Raymond Zapaud Krasso s’engage aux côtés du président du FPI, Pascal Affi N’Guessan
Victime le 3 juillet dernier, de la dissolution du cabinet du président du Congrès panafricain pour la justice et l’égalité des peuples (Cojep), Raymond Zapaud Krasso est depuis le vendredi 14 août dernier à Abidjan pour s’engager aux côtés du président du Fpi, Pascal Affi N’guessan, candidat aux élections présidentielles. Depuis ce voyage qu’il considère comme la fin d’un exil, Zap Krasso (comme il est communément appelé ), connu en France et en Europe comme l’un des plus fidèles compagnons de Charles Blé Goudé, nous a accordé cet entretien dans lequel il aborde toutes les questions relatives à l’actualité politique nationale.
M. Zap Krasso, les Ivoiriens en entendent beaucoup parler, notamment ceux abonnés aux réseaux sociaux. Qui est Zap Krasso?
Je suis Raymond Zapaud Krasso. Je suis natif de Gagnoa. Je vis en France depuis plus de 20 ans. J’ai été animateur de variétés en France et parallèlement pigiste et correspondant de presse de plusieurs organes, et directeur de publication du journal ”ivoire info”, un journal communautaire en France. Aujourd’hui, je gère mes propres affaires. Mon cursus politique va de la bonne grâce du célèbre journaliste et politologue ivoirien, Bernard Doza. C’est lui qui, de mes années collège, m’a initié aux vicissitudes de la politique et au goût des médias.
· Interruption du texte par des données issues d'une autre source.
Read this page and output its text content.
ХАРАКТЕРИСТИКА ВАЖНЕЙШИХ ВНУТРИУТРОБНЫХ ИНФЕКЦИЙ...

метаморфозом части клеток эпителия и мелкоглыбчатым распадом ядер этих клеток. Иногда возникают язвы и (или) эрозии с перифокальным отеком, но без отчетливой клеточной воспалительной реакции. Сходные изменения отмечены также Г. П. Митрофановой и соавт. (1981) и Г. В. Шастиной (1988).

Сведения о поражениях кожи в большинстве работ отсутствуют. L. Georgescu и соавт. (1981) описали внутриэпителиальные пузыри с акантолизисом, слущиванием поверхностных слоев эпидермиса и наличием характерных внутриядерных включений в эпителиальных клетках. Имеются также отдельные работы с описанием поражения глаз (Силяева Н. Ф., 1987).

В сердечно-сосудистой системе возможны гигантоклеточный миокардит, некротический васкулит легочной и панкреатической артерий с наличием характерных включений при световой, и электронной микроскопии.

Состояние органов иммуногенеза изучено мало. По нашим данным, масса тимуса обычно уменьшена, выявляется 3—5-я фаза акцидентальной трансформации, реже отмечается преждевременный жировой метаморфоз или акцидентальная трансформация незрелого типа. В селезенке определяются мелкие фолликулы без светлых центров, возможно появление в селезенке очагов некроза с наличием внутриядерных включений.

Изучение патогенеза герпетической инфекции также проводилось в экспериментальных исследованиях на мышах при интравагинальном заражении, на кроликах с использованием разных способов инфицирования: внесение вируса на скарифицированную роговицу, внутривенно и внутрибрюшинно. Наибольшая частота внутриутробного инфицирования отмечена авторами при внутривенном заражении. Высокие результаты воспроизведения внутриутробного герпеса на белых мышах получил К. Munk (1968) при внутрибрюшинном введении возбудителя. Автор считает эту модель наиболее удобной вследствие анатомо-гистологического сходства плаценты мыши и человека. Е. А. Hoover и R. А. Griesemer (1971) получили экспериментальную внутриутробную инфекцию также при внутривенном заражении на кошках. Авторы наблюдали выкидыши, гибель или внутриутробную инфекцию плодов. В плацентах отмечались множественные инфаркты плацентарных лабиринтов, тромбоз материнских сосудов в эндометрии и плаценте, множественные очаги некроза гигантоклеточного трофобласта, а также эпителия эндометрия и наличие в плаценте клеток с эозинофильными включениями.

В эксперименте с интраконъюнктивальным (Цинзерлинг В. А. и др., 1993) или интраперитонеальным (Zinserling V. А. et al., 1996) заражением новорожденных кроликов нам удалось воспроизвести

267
C’est un peu plus tard, précisé- ment en 2003, que Charles Blé Goudé m’a investi des lourdes charges pour diriger son mouvement politique en France. Après plus d’une décennie de franche collaboration, je peux juger ma mission globalement positive.
Pourtant, il semblerait que le torchon brûle entre vous et Blé Goudé, au point où il vous a débarqué de votre fonction de responsable de Cojep en France, et de votre poste de son chef de cabinet adjoint. Qu’en est-il?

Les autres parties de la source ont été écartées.